Und wer gewinnt? Die mit den besten Anwälten. Dass Bell und Meucci tatsächlich etwas erfunden haben, wird wohl niemand bestreiten. Im modernen Markt allerdings versuchen alle alles zu patentieren - Apple beispielsweise die Idee, ein Smartphone mit einer Wischbewegung zu entsperren. Hätte es den Wahnsinn in der Form schon vor 10.000 Jahren gegeben, vermutlich wäre das Rad patentiert worden. Nun hat Microsoft 17.000 Patente im Arsenal, Apple rund 4.000, Googles Munitionsvorrat stieg mit dem Motorola-Deal von zuvor 600 auf über 17.000.

Der Innovationstod

Mit der ursprünglichen Idee, dem Schutz geistigen Eigentums, hat das nur noch bedingt zu tun.
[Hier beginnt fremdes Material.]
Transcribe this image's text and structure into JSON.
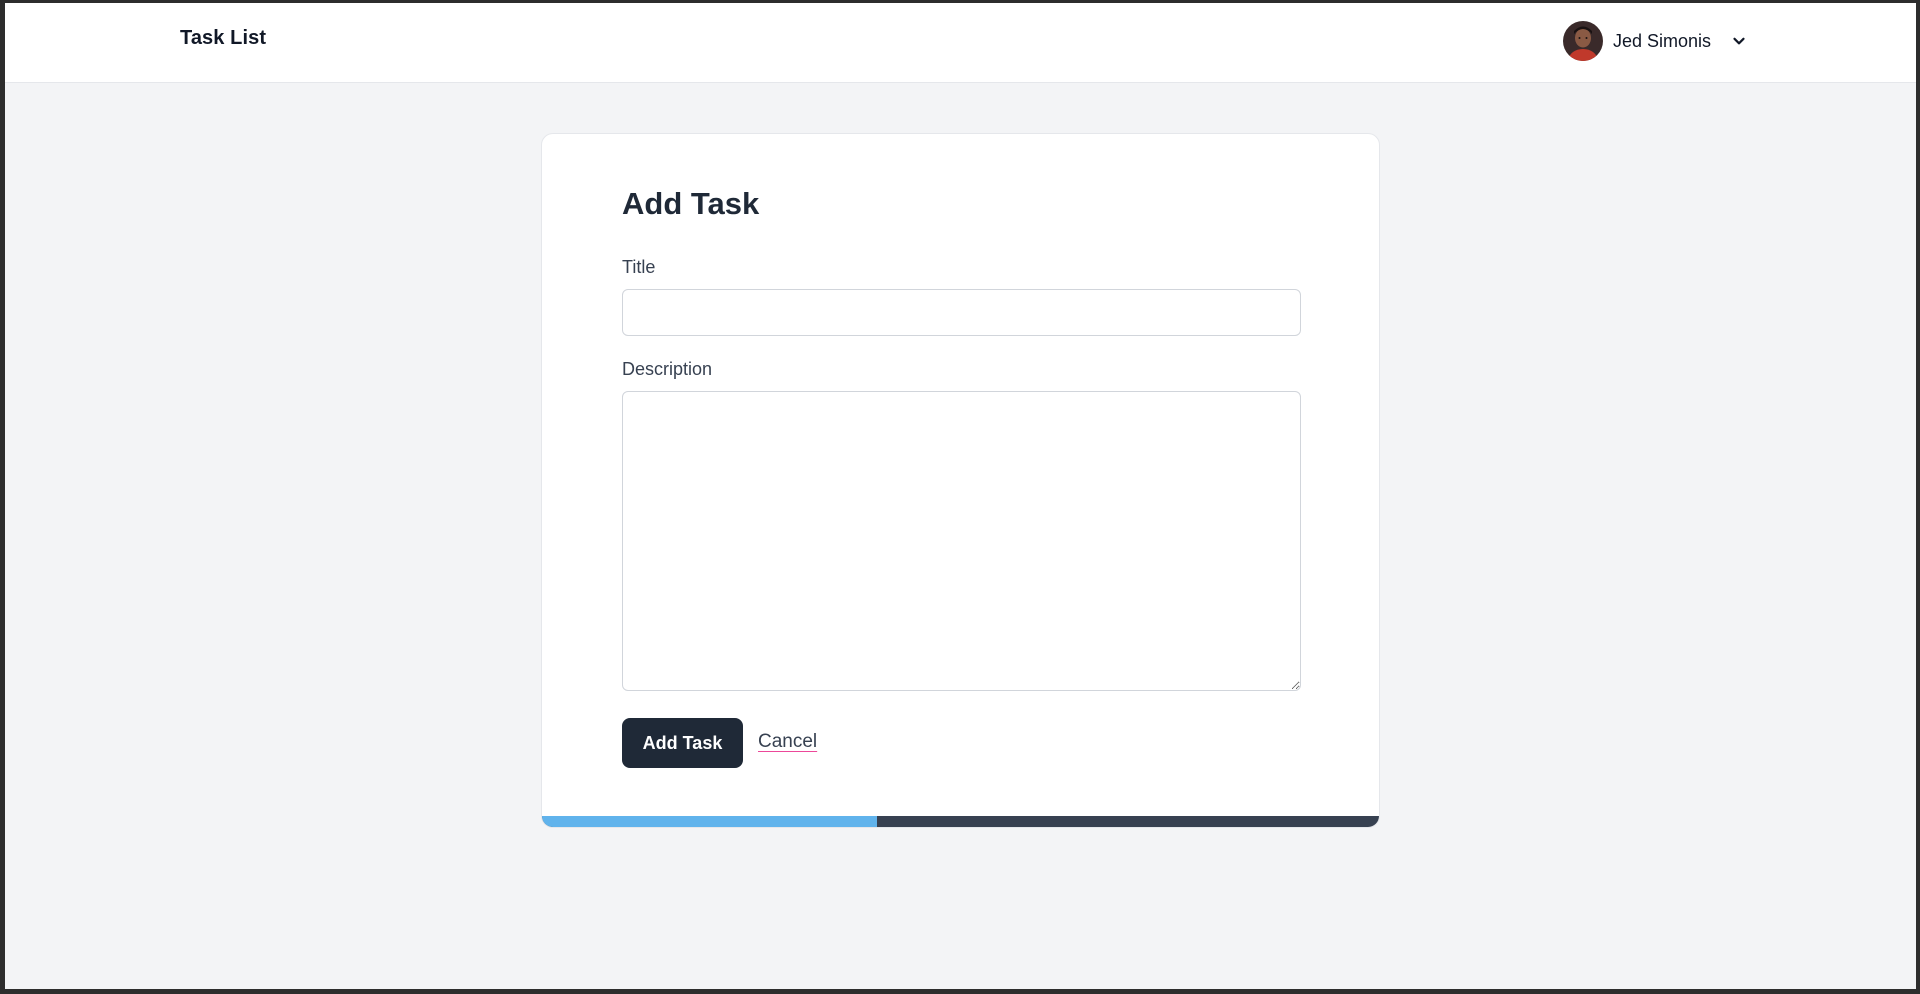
{
  "header": {
    "brand": "Task List",
    "user": {
      "name": "Jed Simonis",
      "avatar_icon": "user-avatar",
      "menu_icon": "chevron-down-icon"
    }
  },
  "form": {
    "heading": "Add Task",
    "title_field": {
      "label": "Title",
      "value": "",
      "placeholder": ""
    },
    "description_field": {
      "label": "Description",
      "value": "",
      "placeholder": ""
    },
    "submit_label": "Add Task",
    "cancel_label": "Cancel"
  },
  "progress": {
    "fraction": 0.4
  },
  "colors": {
    "primary_button": "#1f2937",
    "progress_fill": "#60b3ec",
    "progress_track": "#374151",
    "cancel_underline": "#ec4899",
    "page_background": "#f3f4f6"
  }
}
Jeder verklagt im Prinzip jeden, um Lizenzgebühren für Ideen zu kassieren, auf die jeder vernünftige Mensch beim Kacken kommt. Google zum Beispiel versucht seinen "Highlight all"-Button zu patentieren, eine Funktion, die automatisch alle Treffer einer Suche hervorhebt. Solche Patente töten Innovationen, weil jedes Software-Start-up Angst haben muss, Post von einem Patentanwalt zu bekommen.
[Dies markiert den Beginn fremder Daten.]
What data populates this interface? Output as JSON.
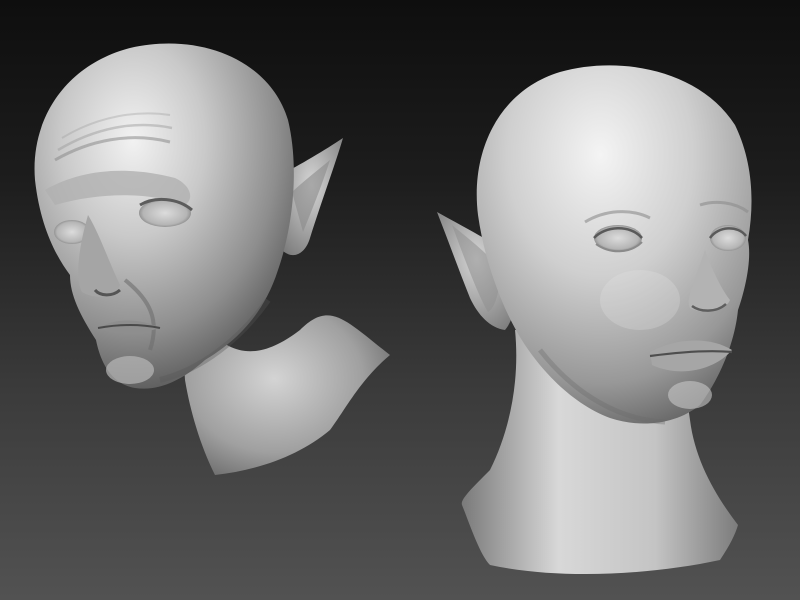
{
  "scene": {
    "background": {
      "top_color": "#0e0e0e",
      "bottom_color": "#525252"
    },
    "material_color": "#bdbdbd",
    "subjects": [
      {
        "name": "male-elf-head-sculpt"
      },
      {
        "name": "female-elf-head-sculpt"
      }
    ]
  }
}
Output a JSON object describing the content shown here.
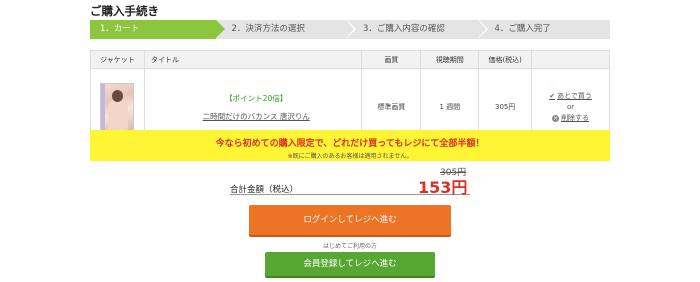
{
  "page_title": "ご購入手続き",
  "steps": [
    {
      "label": "1．カート",
      "active": true
    },
    {
      "label": "2．決済方法の選択",
      "active": false
    },
    {
      "label": "3．ご購入内容の確認",
      "active": false
    },
    {
      "label": "4．ご購入完了",
      "active": false
    }
  ],
  "table": {
    "headers": [
      "ジャケット",
      "タイトル",
      "画質",
      "視聴期間",
      "価格(税込)",
      ""
    ],
    "rows": [
      {
        "point_label": "【ポイント20倍】",
        "title": "二時間だけのバカンス 唐沢りん",
        "quality": "標準画質",
        "period": "1 週間",
        "price": "305円",
        "buy_later": "あとで買う",
        "or": "or",
        "delete": "削除する"
      }
    ]
  },
  "banner": {
    "main": "今なら初めての購入限定で、どれだけ買ってもレジにて全部半額！",
    "sub": "※既にご購入のあるお客様は適用されません。"
  },
  "total": {
    "label": "合計金額（税込）",
    "old_price": "305円",
    "new_price": "153円"
  },
  "login_button": "ログインしてレジへ進む",
  "first_time": "はじめてご利用の方",
  "register_button": "会員登録してレジへ進む",
  "colors": {
    "step_active": "#8cc63f",
    "banner_bg": "#fff534",
    "accent_red": "#d9302a",
    "login_orange": "#ed7426",
    "register_green": "#57a832"
  }
}
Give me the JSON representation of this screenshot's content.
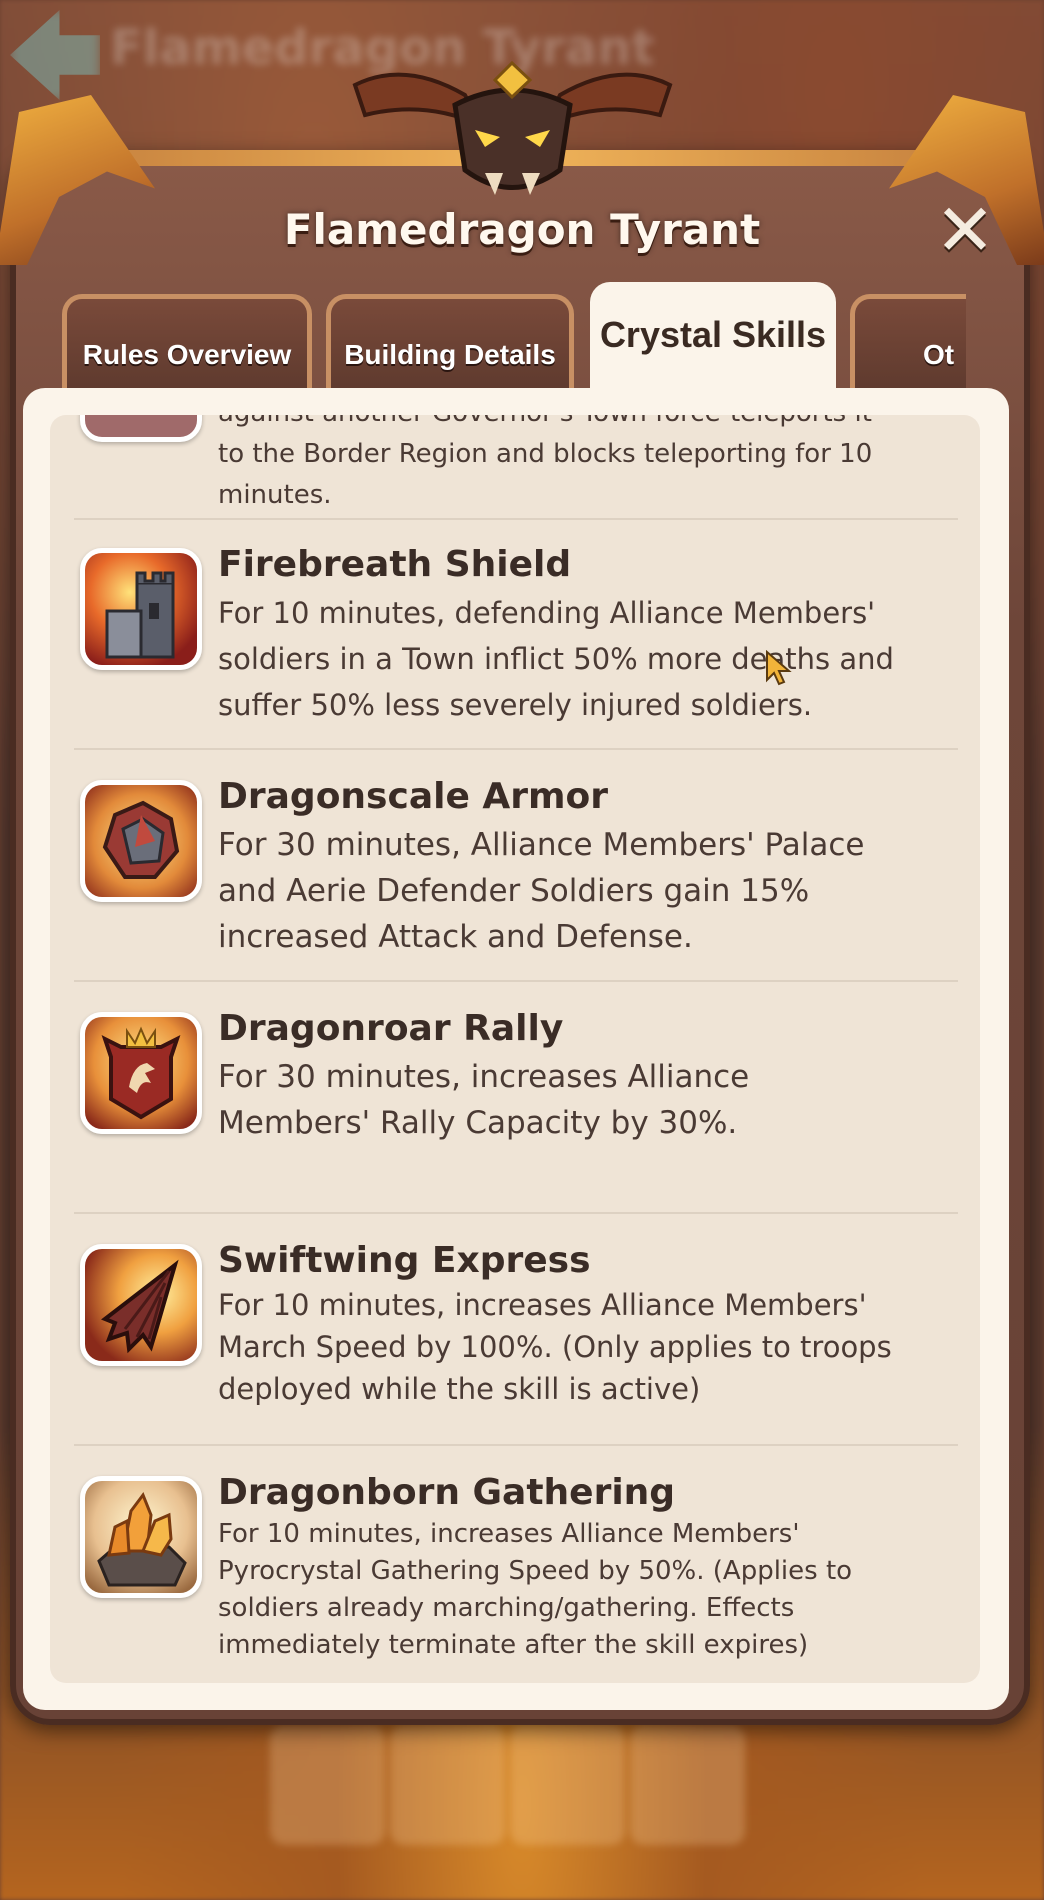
{
  "background": {
    "title": "Flamedragon Tyrant"
  },
  "dialog": {
    "title": "Flamedragon Tyrant",
    "close_label": "✕"
  },
  "tabs": [
    {
      "label": "Rules Overview",
      "active": false
    },
    {
      "label": "Building Details",
      "active": false
    },
    {
      "label": "Crystal Skills",
      "active": true
    },
    {
      "label": "Ot",
      "active": false
    }
  ],
  "skills": {
    "partial_top": {
      "desc": "against another Governor's Town force-teleports it\nto the Border Region and blocks teleporting for 10\nminutes."
    },
    "firebreath": {
      "name": "Firebreath Shield",
      "desc": "For 10 minutes, defending Alliance Members'\nsoldiers in a Town inflict 50% more deaths and\nsuffer 50% less severely injured soldiers.",
      "icon": "tower-icon"
    },
    "dragonscale": {
      "name": "Dragonscale Armor",
      "desc": "For 30 minutes, Alliance Members' Palace\nand Aerie Defender Soldiers gain 15%\nincreased Attack and Defense.",
      "icon": "armor-icon"
    },
    "dragonroar": {
      "name": "Dragonroar Rally",
      "desc": "For 30 minutes, increases Alliance\nMembers' Rally Capacity by 30%.",
      "icon": "dragon-banner-icon"
    },
    "swiftwing": {
      "name": "Swiftwing Express",
      "desc": "For 10 minutes, increases Alliance Members'\nMarch Speed by 100%. (Only applies to troops\ndeployed while the skill is active)",
      "icon": "wing-icon"
    },
    "dragonborn": {
      "name": "Dragonborn Gathering",
      "desc": "For 10 minutes, increases Alliance Members'\nPyrocrystal Gathering Speed by 50%. (Applies to\nsoldiers already marching/gathering. Effects\nimmediately terminate after the skill expires)",
      "icon": "crystal-icon"
    }
  },
  "colors": {
    "panel": "#fbf4ea",
    "panel_inner": "#efe4d6",
    "text_dark": "#3a2c26",
    "frame": "#6e4639",
    "tab_border": "#c89064"
  }
}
Das Seltsame daran: Google selbst zeigt, dass es auch anders geht. Bereits 1983 gründete sich die sogenannte Freie-Software-Bewegung, die genau diesen Wahnsinn verhindern wollte. Jeder, der Lust hatte, sollte Software beliebig modifizieren, umwandeln, umschreiben und kopieren dürfen. Heute ist daraus eine Fülle an Modellen entstanden, mit denen so entstandene Software vermarktet werden kann.

Google selbst hat daraus reichlich Kapital geschlagen, seine Gründer sind Fans von "Open Source" - so nennt sich die Software, bei der jede Programmzeile von jedem verändert werden kann. Auch Googles Smartphone-Betriebssystem "Android" ist Open Source - jeder kann es herunterladen und modifizieren. Google nutzt es, um Werbung zu platzieren und Nutzer anzulocken. Ein effektives Geschäftsmodell: Mal das Wissen vieler nutzen. Und ein anderes Mal klagen, wenn es andere gleichtun wollen.